# Math Help - Hyperbolic Functions (not difficult)

1. ## Hyperbolic Functions (not difficult)

$cosh(x) = \frac{5}{3}$, solve for x.

This is how I go about it (not sure if it's the right start).

$\frac{1}{2}(e^x + e^{-x}) = \frac{5}{3}$

$e^x + e^{-x} = \frac{10}{3}$

Is this next step right?

$x + \frac{1}{x} = log_e10 - log_e3$

If so, how can I solve for x from here? Cheers,

2. Originally Posted by U-God
$cosh(x) = \frac{5}{3}$, solve for x.

This is how I go about it (not sure if it's the right start).

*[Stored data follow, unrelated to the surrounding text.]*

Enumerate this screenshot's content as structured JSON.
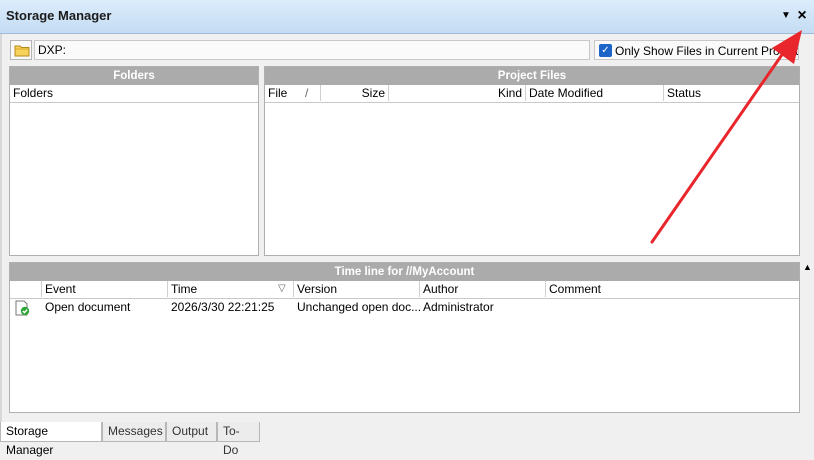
{
  "window": {
    "title": "Storage Manager",
    "menu_icon": "dropdown-triangle-icon",
    "close_icon": "close-icon"
  },
  "pathbar": {
    "path_value": "DXP:",
    "only_show_label": "Only Show Files in Current Project",
    "only_show_checked": true
  },
  "folders_panel": {
    "header": "Folders",
    "columns": [
      "Folders"
    ]
  },
  "files_panel": {
    "header": "Project Files",
    "columns": {
      "file": "File",
      "sort": "/",
      "size": "Size",
      "kind": "Kind",
      "date": "Date Modified",
      "status": "Status"
    }
  },
  "timeline_panel": {
    "header": "Time line for //MyAccount",
    "columns": {
      "event": "Event",
      "time": "Time",
      "sort": "▽",
      "version": "Version",
      "author": "Author",
      "comment": "Comment"
    },
    "rows": [
      {
        "icon": "document-check-icon",
        "event": "Open document",
        "time": "2026/3/30 22:21:25",
        "version": "Unchanged open doc...",
        "author": "Administrator",
        "comment": ""
      }
    ]
  },
  "tabs": [
    "Storage Manager",
    "Messages",
    "Output",
    "To-Do"
  ],
  "active_tab": "Storage Manager",
  "colors": {
    "title_bar": "#c4dcf3",
    "panel_header": "#ababab",
    "checkbox": "#1c64c8",
    "annotation_arrow": "#e8262b"
  }
}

$\frac{1}{2}(e^x + e^{-x}) = \frac{5}{3}$

$e^x + e^{-x} = \frac{10}{3}$

Is this next step right? Mr F says: NO!

$x + \frac{1}{x} = log_e10 - log_e3$

If so, how can I solve for x from here? Cheers,
$e^x + e^{-x} = \frac{10}{3}$

Let $u = e^x$:

$u + \frac{1}{u} = \frac{10}{3}$

Multiply both sides by u:

$\Rightarrow u^2 + 1 = \frac{10}{3} u$.

Solve this quadratic equation for u and hence for $e^x \Rightarrow x$.